Évolution de carrière et passerelles

À 3 ans : passage de junior à confirmé, obtention de l’habilitation EASA Part 66 catégorie B1 ou B2. À 5 ans : possibilité de devenir chef d’équipe inspection ou responsable qualité en atelier. À 10 ans : accès à des postes d’expert technique, d’auditeur EASA, ou de manager de la sécurité des vols (Safety Manager). Les passerelles existent vers trois métiers connexes.

  • Responsable sûreté aéroportuaire (ROME K2504) : après une formation complémentaire de 6 mois, 15 % des inspecteurs se réorientent vers ce secteur (Aérosécurité, 2025).

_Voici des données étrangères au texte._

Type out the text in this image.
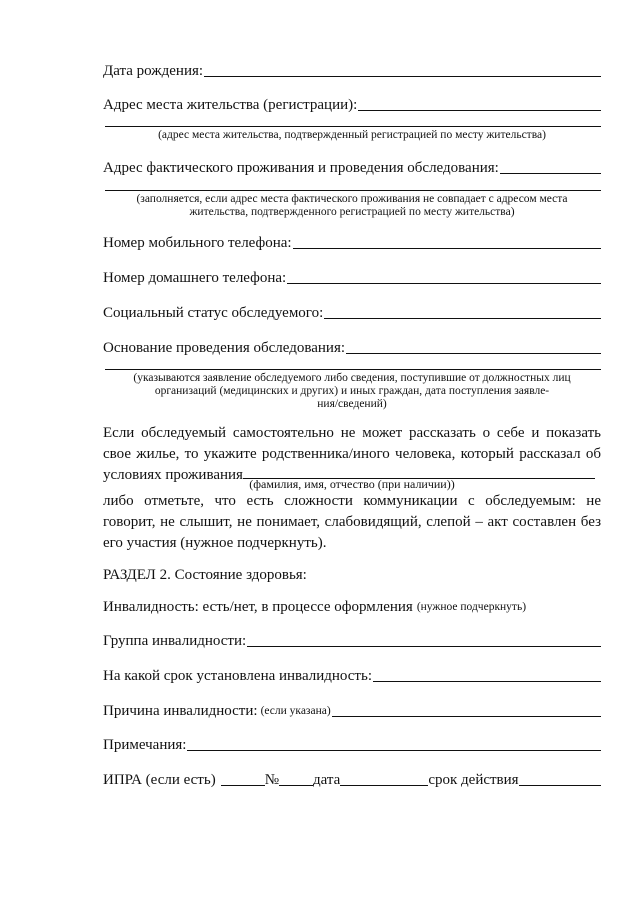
Дата рождения:
Адрес места жительства (регистрации):
(адрес места жительства, подтвержденный регистрацией по месту жительства)
Адрес фактического проживания и проведения обследования:
(заполняется, если адрес места фактического проживания не совпадает с адресом места
жительства, подтвержденного регистрацией по месту жительства)
Номер мобильного телефона:
Номер домашнего телефона:
Социальный статус обследуемого:
Основание проведения обследования:
(указываются заявление обследуемого либо сведения, поступившие от должностных лиц
организаций (медицинских и других) и иных граждан, дата поступления заявле-
ния/сведений)
Если обследуемый самостоятельно не может рассказать о себе и показать свое жилье, то укажите родственника/иного человека, который рассказал об условиях проживания
(фамилия, имя, отчество (при наличии))
либо отметьте, что есть сложности коммуникации с обследуемым: не говорит, не слышит, не понимает, слабовидящий, слепой – акт составлен без его участия (нужное подчеркнуть).
РАЗДЕЛ 2. Состояние здоровья:
Инвалидность: есть/нет, в процессе оформления (нужное подчеркнуть)
Группа инвалидности:
На какой срок установлена инвалидность:
Причина инвалидности: (если указана)
Примечания:
ИПРА (если есть)	№ дата	срок действия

  • Consultant en navigabilité (ROME K1510) : 10 % des inspecteurs seniors créent leur cabinet, facturant entre 800 € et 1 200 € par jour (APEC, statuts freelance 2025).
  • Formateur en maintenance aéronautique (ROME K2112) : dans les écoles agréées Part 147, les inspecteurs en fin de carrière représentent 22 % des formateurs (DGAC, enquête formation 2024).